Вскоре доктора позвали к телефону. В госпитале, должно быть, случилась очередная неотложность.

— Надо идти, надо идти, — повторял он, поговорив по телефону и стоя уже внизу у выхода.

А жена его в этот момент просила меня или совсем не писать о ней и ее муже или как-то «все это» зашифровать…

— Но почему?

— Несолидно как-то все это получается, — огорчилась она. — И я тут вела себя при вас не очень тактично. У вас может сложиться впечатление, что доктор Ермаков во всем уступает жене, что он боится жены. А он, вы знаете, ничего и никого не боится. И к Борвенкову он не может изменить своего отношения. Вот такой, ну, упрямый, что ли…

— Надо идти, — еще раз крикнул снизу доктор, уже раздраженно.

Я проводил их до угла дома и вернулся к себе.

В плафоне снова зашевелилась ящерица, когда я зажег свет.

1978

ТРОМБ

Необыкновенно печальную эту, хотя и сугубо частную, нижеследующую историю, со столь же романтическим, сколь и непривычным для нас скандалезным оттенком, любой непредвзятый исследователь, пожелавший надежно приблизиться к истине, начал бы, думаю, непременно еще с похорон профессора Дукса.

1

Хоронили профессора Валентина Николаевича Дукса на Ваганьковском кладбище в хмурый полдень глубокой осени. Накрапывал мелкий дождь. И ораторы от министерства и института, которым руководил профессор, торопливо, точно в нервическом ознобе, читали свои длинные речи, ограждая ладонями машинописный текст.

Речи эти, как часто бывает, не имели даже отдаленного отношения к личности покойного, к сущности его жизни. И, услышав уже первые фразы, инженер Мещеряков не старался больше вслушиваться в них. Стоял растерянный, точно оглушенный несчастьем.

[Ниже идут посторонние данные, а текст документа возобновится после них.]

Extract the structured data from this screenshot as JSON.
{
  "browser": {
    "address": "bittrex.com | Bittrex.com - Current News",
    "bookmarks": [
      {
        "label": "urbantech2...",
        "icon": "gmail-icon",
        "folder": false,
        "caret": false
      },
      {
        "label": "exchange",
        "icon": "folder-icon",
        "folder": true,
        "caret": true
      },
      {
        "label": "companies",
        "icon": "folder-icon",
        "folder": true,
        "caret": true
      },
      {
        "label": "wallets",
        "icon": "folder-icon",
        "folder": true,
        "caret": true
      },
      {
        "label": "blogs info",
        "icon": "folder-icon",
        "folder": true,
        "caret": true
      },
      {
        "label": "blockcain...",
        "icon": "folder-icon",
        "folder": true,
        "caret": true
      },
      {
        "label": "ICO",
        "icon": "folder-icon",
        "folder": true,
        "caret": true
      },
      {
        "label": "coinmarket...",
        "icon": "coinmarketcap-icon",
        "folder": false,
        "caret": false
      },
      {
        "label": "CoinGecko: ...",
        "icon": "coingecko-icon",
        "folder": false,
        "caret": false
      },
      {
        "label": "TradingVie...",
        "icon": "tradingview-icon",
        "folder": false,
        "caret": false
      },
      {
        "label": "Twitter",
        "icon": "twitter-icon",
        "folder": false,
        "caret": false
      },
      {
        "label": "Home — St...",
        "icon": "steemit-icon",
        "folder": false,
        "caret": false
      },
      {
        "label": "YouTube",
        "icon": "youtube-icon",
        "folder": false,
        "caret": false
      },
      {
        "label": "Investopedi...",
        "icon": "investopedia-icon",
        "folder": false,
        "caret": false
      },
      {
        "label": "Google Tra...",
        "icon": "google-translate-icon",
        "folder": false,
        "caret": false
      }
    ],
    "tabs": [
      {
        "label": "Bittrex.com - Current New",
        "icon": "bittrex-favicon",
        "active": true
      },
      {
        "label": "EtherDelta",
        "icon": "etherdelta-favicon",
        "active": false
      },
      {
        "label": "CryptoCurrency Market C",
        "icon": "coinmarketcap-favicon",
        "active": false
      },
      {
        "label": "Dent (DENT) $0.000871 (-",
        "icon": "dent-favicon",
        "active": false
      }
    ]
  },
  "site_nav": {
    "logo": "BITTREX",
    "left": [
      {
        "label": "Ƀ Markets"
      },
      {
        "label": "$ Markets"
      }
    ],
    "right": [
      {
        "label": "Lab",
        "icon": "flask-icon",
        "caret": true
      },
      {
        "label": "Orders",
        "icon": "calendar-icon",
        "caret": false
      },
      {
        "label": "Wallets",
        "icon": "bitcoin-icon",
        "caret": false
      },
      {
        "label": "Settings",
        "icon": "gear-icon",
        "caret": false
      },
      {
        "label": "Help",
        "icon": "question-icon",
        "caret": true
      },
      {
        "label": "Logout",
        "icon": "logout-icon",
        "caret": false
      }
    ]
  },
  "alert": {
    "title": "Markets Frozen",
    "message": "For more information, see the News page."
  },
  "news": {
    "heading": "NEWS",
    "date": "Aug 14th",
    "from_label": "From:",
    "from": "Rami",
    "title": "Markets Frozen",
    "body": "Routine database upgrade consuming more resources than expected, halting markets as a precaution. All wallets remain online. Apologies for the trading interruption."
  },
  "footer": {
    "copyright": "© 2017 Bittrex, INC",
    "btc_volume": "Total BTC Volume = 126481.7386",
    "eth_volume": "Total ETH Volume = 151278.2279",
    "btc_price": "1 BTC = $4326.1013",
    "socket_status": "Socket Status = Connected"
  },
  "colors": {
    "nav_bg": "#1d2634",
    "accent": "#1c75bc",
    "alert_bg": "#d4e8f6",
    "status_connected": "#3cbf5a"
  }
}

Тех нескольких плах, что выстланы у могилы, хватило только для официальных представителей и ближайших родственников.

Мещеряков же, пришедший позднее, стоял на отшибе, уцепившись за осклизлый куст бузины, свисавший над чьим-то гранитным надгробием.

Однако ему, высокому, естественно возвышавшемуся над толпой, было отлично видно все еще красивое, строго сосредоточенное смертью, лицо покойного, бледные руки с очень длинными пальцами, уже отработавшие свое и навечно сложенные на груди, темно-коричневый костюм в крупную клетку и тупоносые головки югославских туфель.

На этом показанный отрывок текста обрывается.